Optimal boundary control of a simplified Ericksen--Leslie system for nematic liquid crystal flows in $2D$

TL;DR

This paper studies an optimal boundary control problem for a 2D simplified Ericksen--Leslie system modeling nematic liquid crystal flows, establishing existence, differentiability, and optimality conditions for controls.

Contribution

It introduces the first analysis of optimal boundary controls for a simplified Ericksen--Leslie system, including existence and optimality conditions.

Findings

Existence of optimal boundary controls proven.

Control-to-state operator shown to be Fréchet differentiable.

First-order necessary optimality conditions derived.

Abstract

In this paper, we investigate an optimal boundary control problem for a two dimensional simplified Ericksen--Leslie system modelling the incompressible nematic liquid crystal flows. The hydrodynamic system consists of the Navier--Stokes equations for the fluid velocity coupled with a convective Ginzburg--Landau type equation for the averaged molecular orientation.

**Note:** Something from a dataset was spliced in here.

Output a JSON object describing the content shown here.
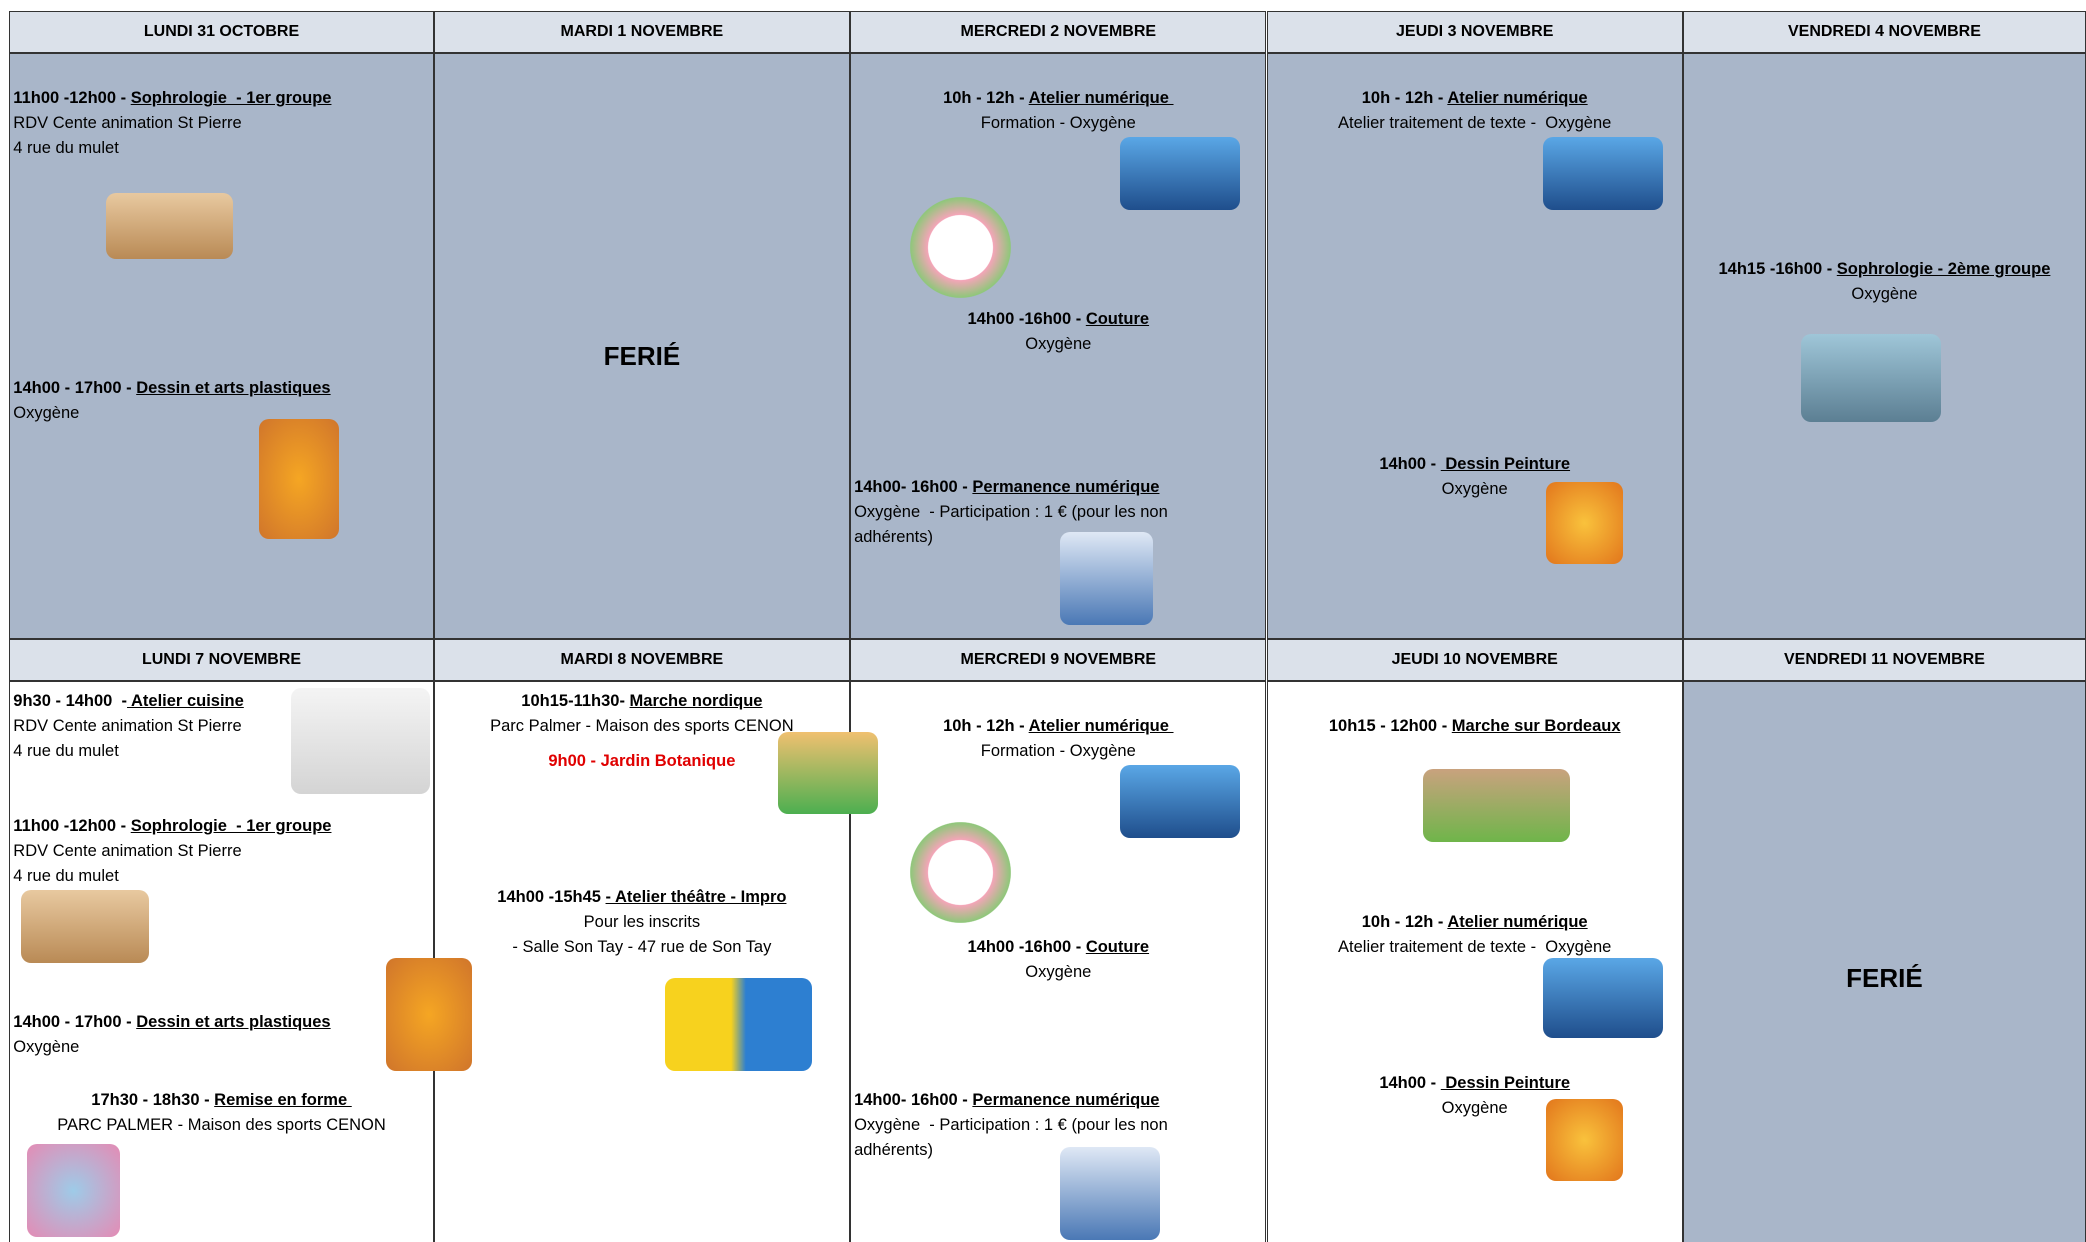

The fluid velocity is assumed to satisfy a no-slip boundary condition, while the molecular orientation is subject to a time-dependent Dirichlet boundary condition that corresponds to the strong anchoring condition for liquid crystals. We first establish the existence of optimal boundary controls. Then we show that the control-to-state operator is Fr\'echet differentiable between appropriate Banach spaces and derive first-order necessary optimality conditions in terms of a variational inequality involving the adjoint state variables.